Otto Plant came from a family of Scottish-Irish and German origins. His grandfather Karl Plant emigrated to America with his wife in 1863, where he settled in the state of Tennessee . In 1874 he became an American citizen.

Plant studied first as an undergraduate at Maryville College and then at Yale University . In 1942 he earned his master's degree and then served in World War II . He served as 1st lieutenant (first lieutenant ) of the United States Army Air Corps in the Pacific War and then until 1946. After the war he continued his studies under the supervision of Hajo Holborn . He was decisively shaped by Holborn and was personally connected to him all his life. Plant published the first three volumes of Series D of Documents on German Foreign Policy, 1918–1945 for the US State Department . In 1950 he received the Ph.D. with the work The Internal Integration of Germany 1867–1880 . The study remained unpublished.
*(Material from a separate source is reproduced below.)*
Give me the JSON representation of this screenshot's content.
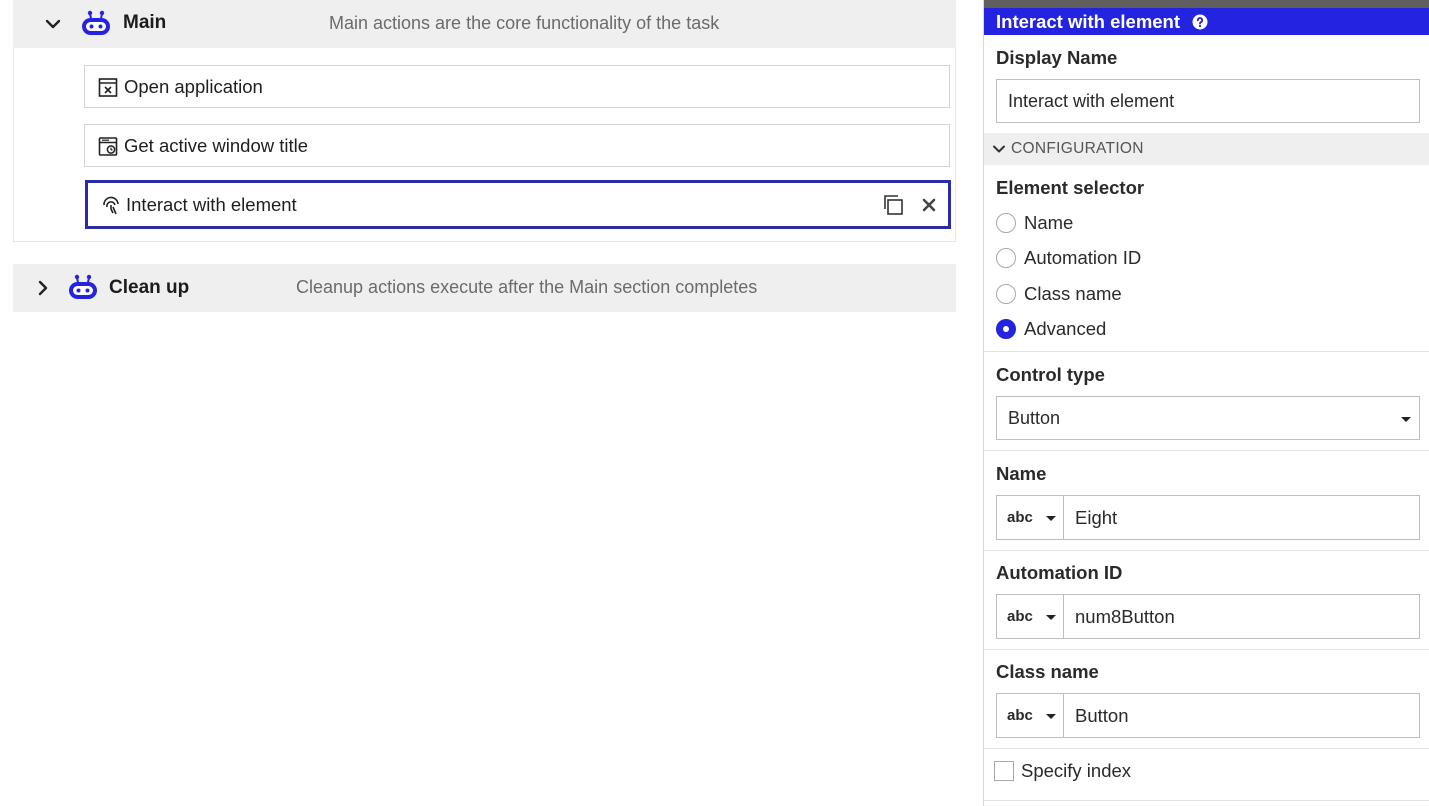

1950/51 was a plant instructor at New York University . He was then an Assistant Professor at the University of Massachusetts Amherst (1952-1958) and Assistant Professor at the University of Illinois (1958-1961). Plant taught as a professor at the Universities of Minnesota (1961–1976) and Indiana (1971–1986). In 1986 he became the holder of the Stevenson Endowed Chair of History at Bard College in Annandale-on-Hudson , where he taught history until his retirement in 1992. Plant was the chief editor of the American Historical Review . He was a member of the Institute for Advanced Study and in 1980/81 was one of the first two research fellows at the Historisches Kolleg in Munich.
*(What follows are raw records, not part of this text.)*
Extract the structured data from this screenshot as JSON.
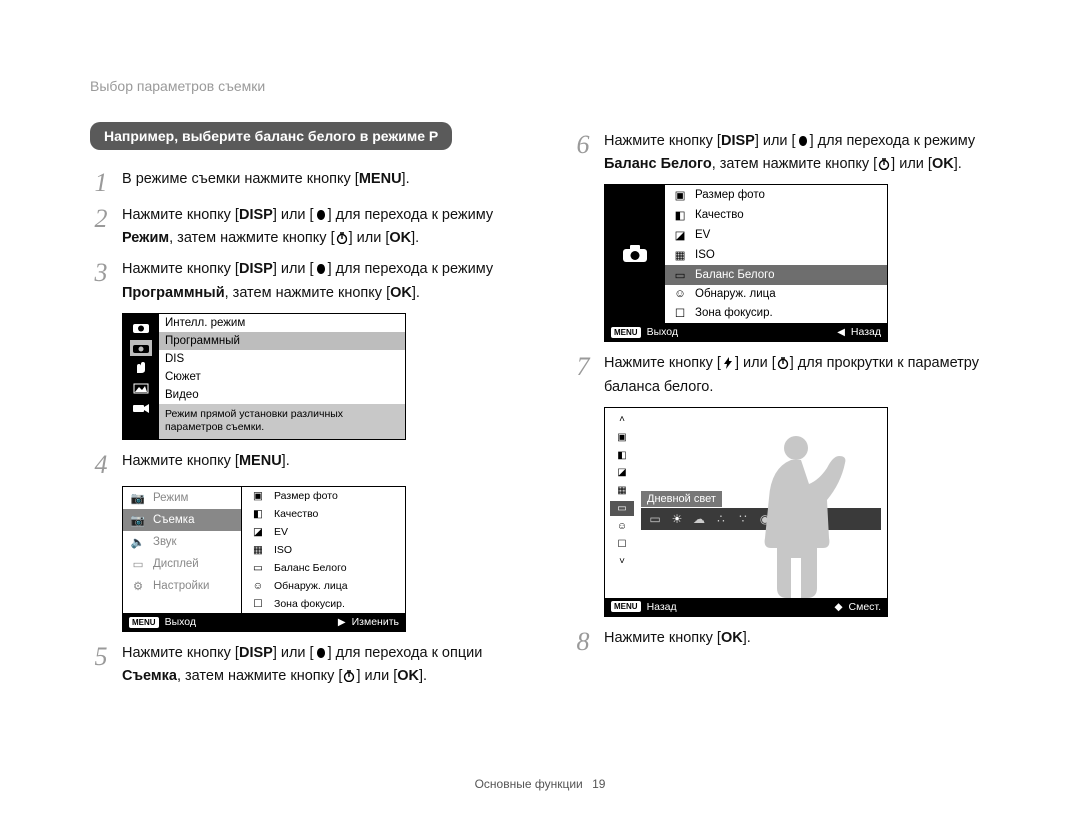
{
  "breadcrumb": "Выбор параметров съемки",
  "example_banner": "Например, выберите баланс белого в режиме P",
  "keys": {
    "menu": "MENU",
    "disp": "DISP",
    "ok": "OK"
  },
  "steps_left": [
    {
      "n": "1",
      "text_a": "В режиме съемки нажмите кнопку [",
      "text_b": "]."
    },
    {
      "n": "2",
      "text_a": "Нажмите кнопку [",
      "text_b": "] или [",
      "text_c": "] для перехода к режиму ",
      "bold": "Режим",
      "text_d": ", затем нажмите кнопку [",
      "text_e": "] или [",
      "text_f": "]."
    },
    {
      "n": "3",
      "text_a": "Нажмите кнопку [",
      "text_b": "] или [",
      "text_c": "] для перехода к режиму ",
      "bold": "Программный",
      "text_d": ", затем нажмите кнопку [",
      "text_e": "]."
    },
    {
      "n": "4",
      "text_a": "Нажмите кнопку [",
      "text_b": "]."
    },
    {
      "n": "5",
      "text_a": "Нажмите кнопку [",
      "text_b": "] или [",
      "text_c": "] для перехода к опции ",
      "bold": "Съемка",
      "text_d": ", затем нажмите кнопку [",
      "text_e": "] или [",
      "text_f": "]."
    }
  ],
  "steps_right": [
    {
      "n": "6",
      "text_a": "Нажмите кнопку [",
      "text_b": "] или [",
      "text_c": "] для перехода к режиму ",
      "bold": "Баланс Белого",
      "text_d": ", затем нажмите кнопку [",
      "text_e": "] или [",
      "text_f": "]."
    },
    {
      "n": "7",
      "text_a": "Нажмите кнопку [",
      "text_b": "] или [",
      "text_c": "] для прокрутки к параметру баланса белого."
    },
    {
      "n": "8",
      "text_a": "Нажмите кнопку [",
      "text_b": "]."
    }
  ],
  "screen1": {
    "items": [
      {
        "icon": "smart",
        "label": "Интелл. режим"
      },
      {
        "icon": "camera",
        "label": "Программный",
        "selected": true
      },
      {
        "icon": "hand",
        "label": "DIS"
      },
      {
        "icon": "scene",
        "label": "Сюжет"
      },
      {
        "icon": "video",
        "label": "Видео"
      }
    ],
    "desc": "Режим прямой установки различных параметров съемки."
  },
  "screen2": {
    "left": [
      {
        "icon": "camera-mode",
        "label": "Режим"
      },
      {
        "icon": "camera",
        "label": "Съемка",
        "selected": true
      },
      {
        "icon": "sound",
        "label": "Звук"
      },
      {
        "icon": "display",
        "label": "Дисплей"
      },
      {
        "icon": "gear",
        "label": "Настройки"
      }
    ],
    "right": [
      {
        "icon": "size",
        "label": "Размер фото"
      },
      {
        "icon": "quality",
        "label": "Качество"
      },
      {
        "icon": "ev",
        "label": "EV"
      },
      {
        "icon": "iso",
        "label": "ISO"
      },
      {
        "icon": "wb",
        "label": "Баланс Белого"
      },
      {
        "icon": "face",
        "label": "Обнаруж. лица"
      },
      {
        "icon": "focus",
        "label": "Зона фокусир."
      }
    ],
    "foot_left": "Выход",
    "foot_right": "Изменить"
  },
  "screen3": {
    "items": [
      {
        "icon": "size",
        "label": "Размер фото"
      },
      {
        "icon": "quality",
        "label": "Качество"
      },
      {
        "icon": "ev",
        "label": "EV"
      },
      {
        "icon": "iso",
        "label": "ISO"
      },
      {
        "icon": "wb",
        "label": "Баланс Белого",
        "selected": true
      },
      {
        "icon": "face",
        "label": "Обнаруж. лица"
      },
      {
        "icon": "focus",
        "label": "Зона фокусир."
      }
    ],
    "foot_left": "Выход",
    "foot_right": "Назад"
  },
  "screen4": {
    "label": "Дневной свет",
    "foot_left": "Назад",
    "foot_right": "Смест."
  },
  "footer": {
    "section": "Основные функции",
    "page": "19"
  }
}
Plant's research focus was Otto von Bismarck. In his first essay on Bismarck and German Nationalism , he dealt with the question of whether Bismarck was partly responsible for the later rise of Adolf Hitler . The work published in 1963 Bismarck and the Development of Germany: The Period of Unification 1815-71 became the standard work. After decades of research, he presented a Bismarck biography in three volumes in 1990; the German edition appeared in two volumes in 1997/98. Plant dedicated it to his teacher Holborn. The time from the founding of the Empire in 1871 to Bismarck's death in 1898 forms the focus of his presentation with almost two thirds. In the second volume the main focus is on financial, economic and social policy. The social security laws recognized plant as "groundbreaking measures for the establishment of social justice". On the other hand, Bismarck's attempt to push through a fundamental tax reform for twenty years since 1868 was considered to be “his greatest domestic political defeat”. In addition to an estrangement from Wilhelm II , Plant also saw “the increasing numbness of his thinking and the declining ability to realistically assess the situation” as well as Bismarck's blockade of necessary reforms as decisive for his overthrow.
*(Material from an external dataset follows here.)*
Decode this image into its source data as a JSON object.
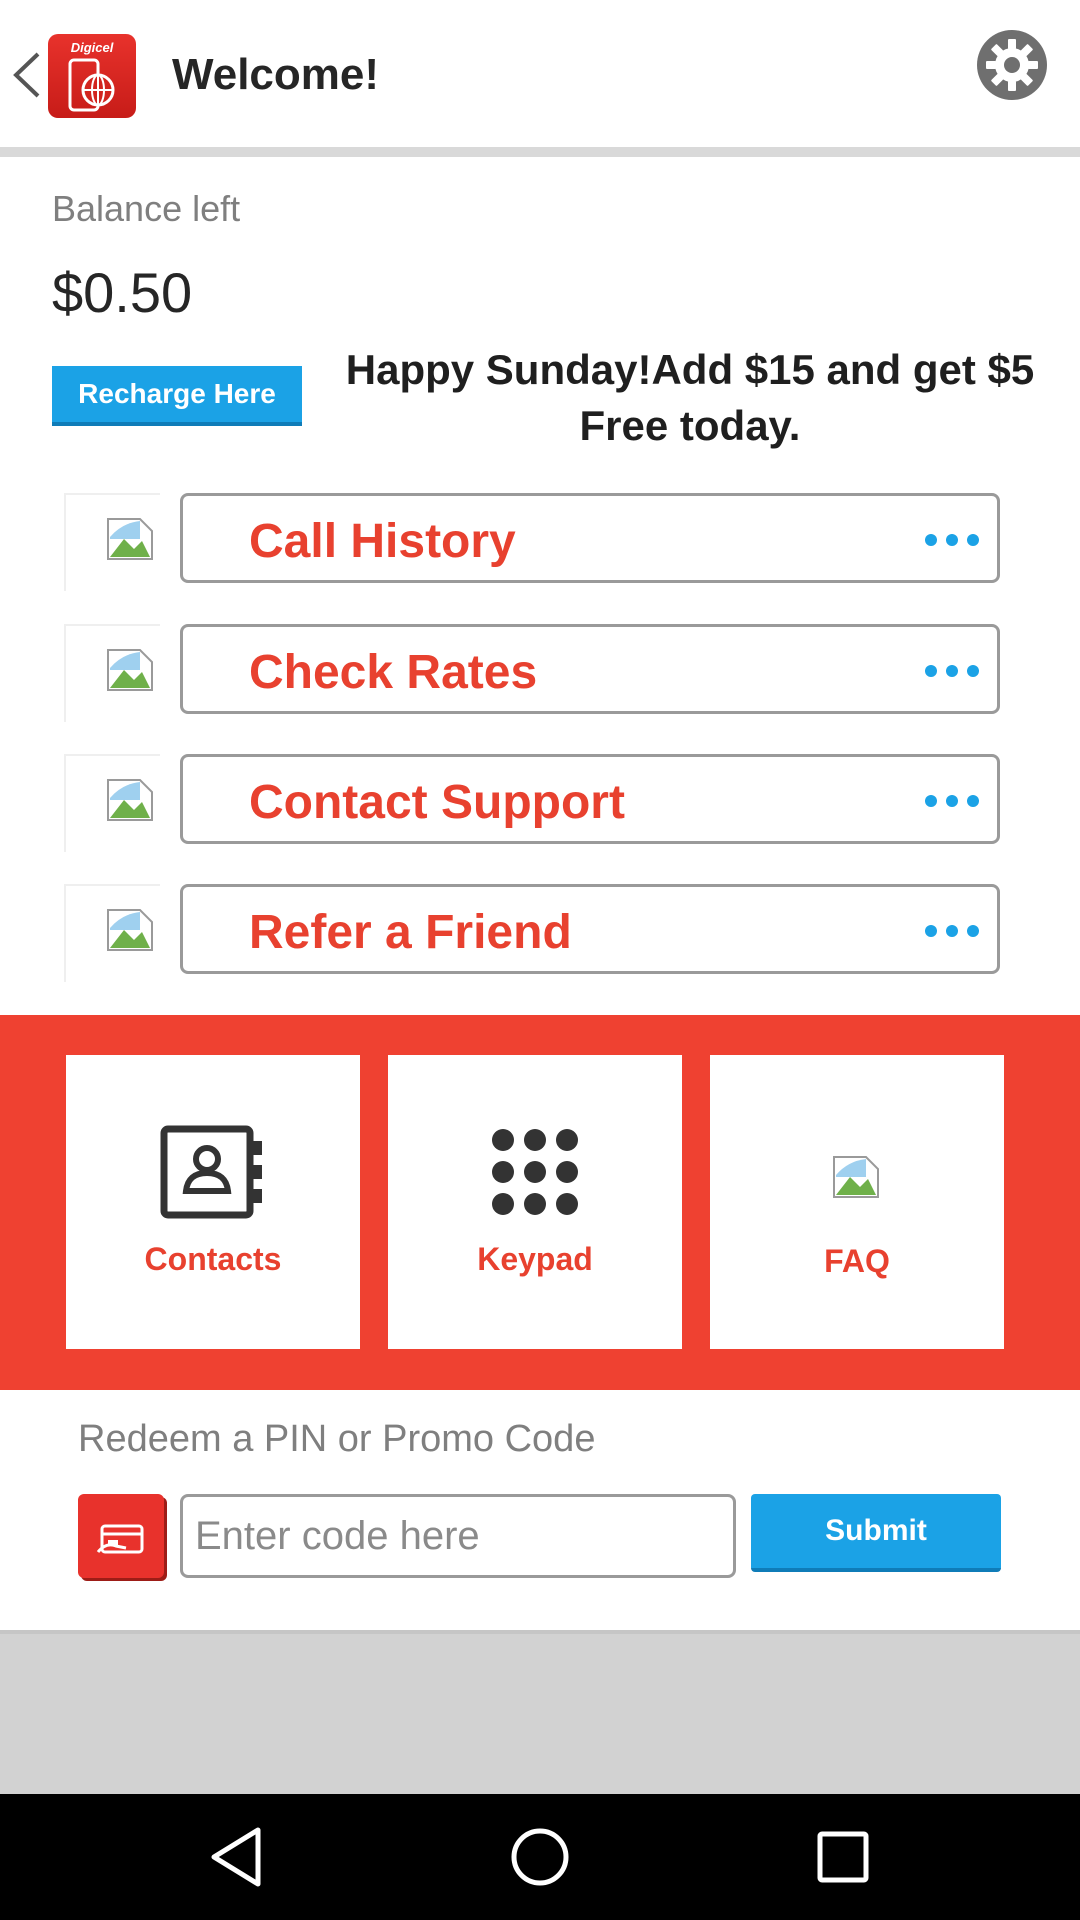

In his overall assessment, plant sees Bismarck's attempt to preserve a doomed authoritarian system in the face of political and social changes as a failure, despite isolated successes in consolidation. He compared Bismarck with Franklin D. Roosevelt , who also tried to "change the system to save it". In 1999 he was awarded the Einhard Prize for Historical Biography for his biography .

Fonts

Monographs

  • The Chancellor. Beck, Munich 1998, ISBN 3-406-42726-X .
  • The founder of the empire. Beck, Munich 1997, ISBN 3-406-42725-1 .
  • Bismarck's domination technique as a problem of contemporary historiography (= writings of the historical college. Lectures . Vol. 2). Historisches Kolleg, Munich 1982 ( digitized version ).
  • Bismarck and the Development of Germany. The period of unification, 1815-1871. Princeton University Press, Princeton 1963.

Editorships

  • Domestic problems of the Bismarck Empire (= writings of the historical college. Colloquia. Vol. 2). Oldenbourg, Munich 1983, ISBN 3-486-51481-4 ( digitized ).

literature

Web links

Remarks

  1. Otto Plant: The Reich Chancellor. Munich 1998, p. 422.
  2. Otto plant: The founder of the empire. Munich 1997, p. 421.
  3. Otto Plant: The Reich Chancellor. Munich 1998, p. 570.
  4. Otto Plant: The Reich Chancellor. Munich 1998, p. 672.